SpamAssassin Personalized Filtering Setup

To whom it may concern:

Here's the setup that I have for Spamassassin under Linux.

It works great.

see A Study of Supervised Spam Detection

I'll give you XXX's config files exactly as they are. YYY or whoever can convert them to something else, like Procmail, if he likes.

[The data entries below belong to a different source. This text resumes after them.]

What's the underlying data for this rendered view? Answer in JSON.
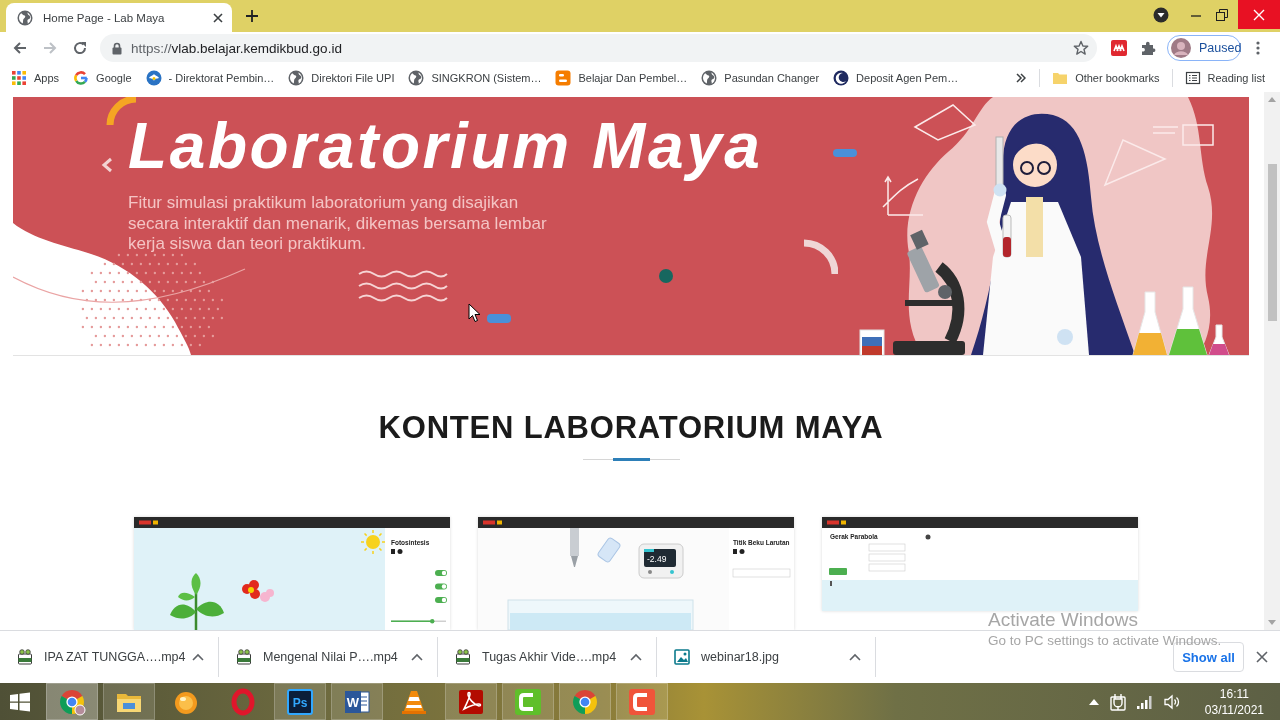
{
  "browser": {
    "tabs": [
      {
        "title": "Home Page - Lab Maya",
        "selected": true
      }
    ],
    "nav": [
      {
        "kind": "back",
        "disabled": false
      },
      {
        "kind": "forward",
        "disabled": true
      },
      {
        "kind": "reload",
        "disabled": false
      }
    ],
    "address": {
      "scheme": "https://",
      "host": "vlab.belajar.kemdikbud.go.id"
    },
    "profile": {
      "label": "Paused"
    }
  },
  "bookmarks": {
    "items": [
      {
        "kind": "apps",
        "label": "Apps"
      },
      {
        "kind": "google",
        "label": "Google"
      },
      {
        "kind": "emblem",
        "label": "- Direktorat Pembin…"
      },
      {
        "kind": "globe",
        "label": "Direktori File UPI"
      },
      {
        "kind": "globe",
        "label": "SINGKRON (Sistem…"
      },
      {
        "kind": "blog",
        "label": "Belajar Dan Pembel…"
      },
      {
        "kind": "globe",
        "label": "Pasundan Changer"
      },
      {
        "kind": "crescent",
        "label": "Deposit Agen Pem…"
      }
    ],
    "other": {
      "label": "Other bookmarks"
    },
    "reading_list": {
      "label": "Reading list"
    }
  },
  "banner": {
    "title": "Laboratorium Maya",
    "description": "Fitur simulasi praktikum laboratorium yang disajikan\nsecara interaktif dan menarik, dikemas bersama lembar\nkerja siswa dan teori praktikum."
  },
  "section": {
    "heading": "KONTEN LABORATORIUM MAYA"
  },
  "cards": [
    {
      "kind": "photosynthesis",
      "title": "Fotosintesis",
      "toggles": [
        {
          "on": true
        },
        {
          "on": true
        },
        {
          "on": true
        }
      ],
      "slider": {
        "level": 0.75
      }
    },
    {
      "kind": "freezing_point",
      "title": "Titik Beku Larutan",
      "reading": "-2.49"
    },
    {
      "kind": "projectile",
      "title": "Gerak Parabola"
    }
  ],
  "downloads": {
    "items": [
      {
        "kind": "video",
        "name": "IPA ZAT TUNGGA….mp4"
      },
      {
        "kind": "video",
        "name": "Mengenal Nilai P….mp4"
      },
      {
        "kind": "video",
        "name": "Tugas Akhir Vide….mp4"
      },
      {
        "kind": "image",
        "name": "webinar18.jpg"
      }
    ],
    "show_all": "Show all"
  },
  "activation_notice": {
    "title": "Activate Windows",
    "hint": "Go to PC settings to activate Windows."
  },
  "taskbar": {
    "apps": [
      {
        "kind": "chrome",
        "running": true,
        "selected": true
      },
      {
        "kind": "explorer",
        "running": true,
        "selected": false
      },
      {
        "kind": "media_player",
        "running": false,
        "selected": false
      },
      {
        "kind": "opera",
        "running": false,
        "selected": false
      },
      {
        "kind": "photoshop",
        "label": "Ps",
        "running": true,
        "selected": false
      },
      {
        "kind": "word",
        "label": "W",
        "running": true,
        "selected": false
      },
      {
        "kind": "vlc",
        "running": false,
        "selected": false
      },
      {
        "kind": "acrobat",
        "running": true,
        "selected": false
      },
      {
        "kind": "camtasia",
        "running": true,
        "selected": false
      },
      {
        "kind": "chrome",
        "running": true,
        "selected": false
      },
      {
        "kind": "recorder",
        "running": true,
        "selected": false
      }
    ],
    "clock": {
      "time": "16:11",
      "date": "03/11/2021"
    }
  }
}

If anybody wants to do a better job of "shrink wrapping" this configuration, please do so and let me know.

Gordon Cormack

--
[XXX@hostname XXX]$ pwd
/home/XXX
[XXX@hostname XXX]$ cat .forward
XXX, "| /etc/smrsh/inmail"
[XXX@hostname XXX]$ cat /etc/smrsh/inmail
#!/bin/tcsh
setenv LANG C
umask 077
#setenv HOME /u/XXX
#ssh hostname spamassassin -e >/tmp/dbc$$
#/.software/local/.admin/bins/bin/spamassassin -e >/tmp/dbc$$
#a-learn --rebuild < /dev/null >& /dev/null
spamassassin -e >/tmp/dbc$$
#cat > /tmp/dbc$$
setenv R $?
if ($R == 0) cat /tmp/dbc$$ >> /u/XXX/ham
if ($R == 0) sa-learn --ham --single < /tmp/dbc$$
if ($R != 0) cat /tmp/dbc$$ >> /u/XXX/spam
if ($R != 0) sa-learn --spam --single < /tmp/dbc$$
rm /tmp/dbc$$
[XXX@hostname XXX]$ cat .spamassassin/user_prefs
# SpamAssassin user preferences file.  See 'perldoc Mail::SpamAssassin::Conf'
# for details of what can be tweaked.
###########################################################################

# How many hits before a mail is considered spam.
# required_hits         5

# Whitelist and blacklist addresses are now file-glob-style patterns, so
# "friend@@somewhere.com", "*@@isp.com", or "*.domain.net" will all work.
# whitelist_from        someone@@somewhere.com

# Add your own customised scores for some tests below.  The default scores are
# read from the installed spamassassin rules files, but you can override them
# here.  To see the list of tests and their default scores, go to
# http://spamassassin.org/tests.html .
#
# score SYMBOLIC_TEST_NAME n.nn

# Speakers of Asian languages, like Chinese, Japanese and Korean, will almost
# definitely want to uncomment the following lines.  They will switch off some
# rules that detect 8-bit characters, which commonly trigger on mails using CJK
# character sets, or that assume a western-style charset is in use. 
# 
# score HEADER_8BITS            0
# score HTML_COMMENT_8BITS      0
# score SUBJ_FULL_OF_8BITS      0
# score UPPERCASE_25_50         0
# score UPPERCASE_50_75         0
# score UPPERCASE_75_100        0

score MIME_HTML_ONLY 3


#
# Note: Internal auto_learn is disabled, because it doesn't work
#       properly - that is, it learns using a different judgement
#       from the one it reports!!!  So learning is applied externally
#       (but still automatically) by the script that sends the mail to 
#       Spamassassin.
#
#       It is important for the user to correct misclassifications 
#       using sa-learn.
#
bayes_auto_learn 0

score BAYES_60 2
score BAYES_70 2.6
score BAYES_80 4.2
score BAYES_90 4.3
score BAYES_99 5

bayes_min_ham_num 1
bayes_min_spam_num 1

score RCVD_IN_DSBL 4.3
score RCVD_IN_SBL 1
score RCVD_IN_BONDEDSENDER -5
score HABEAS_SWE 0

[XXX@hostname XXX]$ grep sa-learn .muttrc
macro pager S "| sa-learn --spam --single\r"
macro index S "| sa-learn --spam --single\r"
macro index H "| sa-learn --ham --single\r"
macro pager H "| sa-learn --ham --single\r"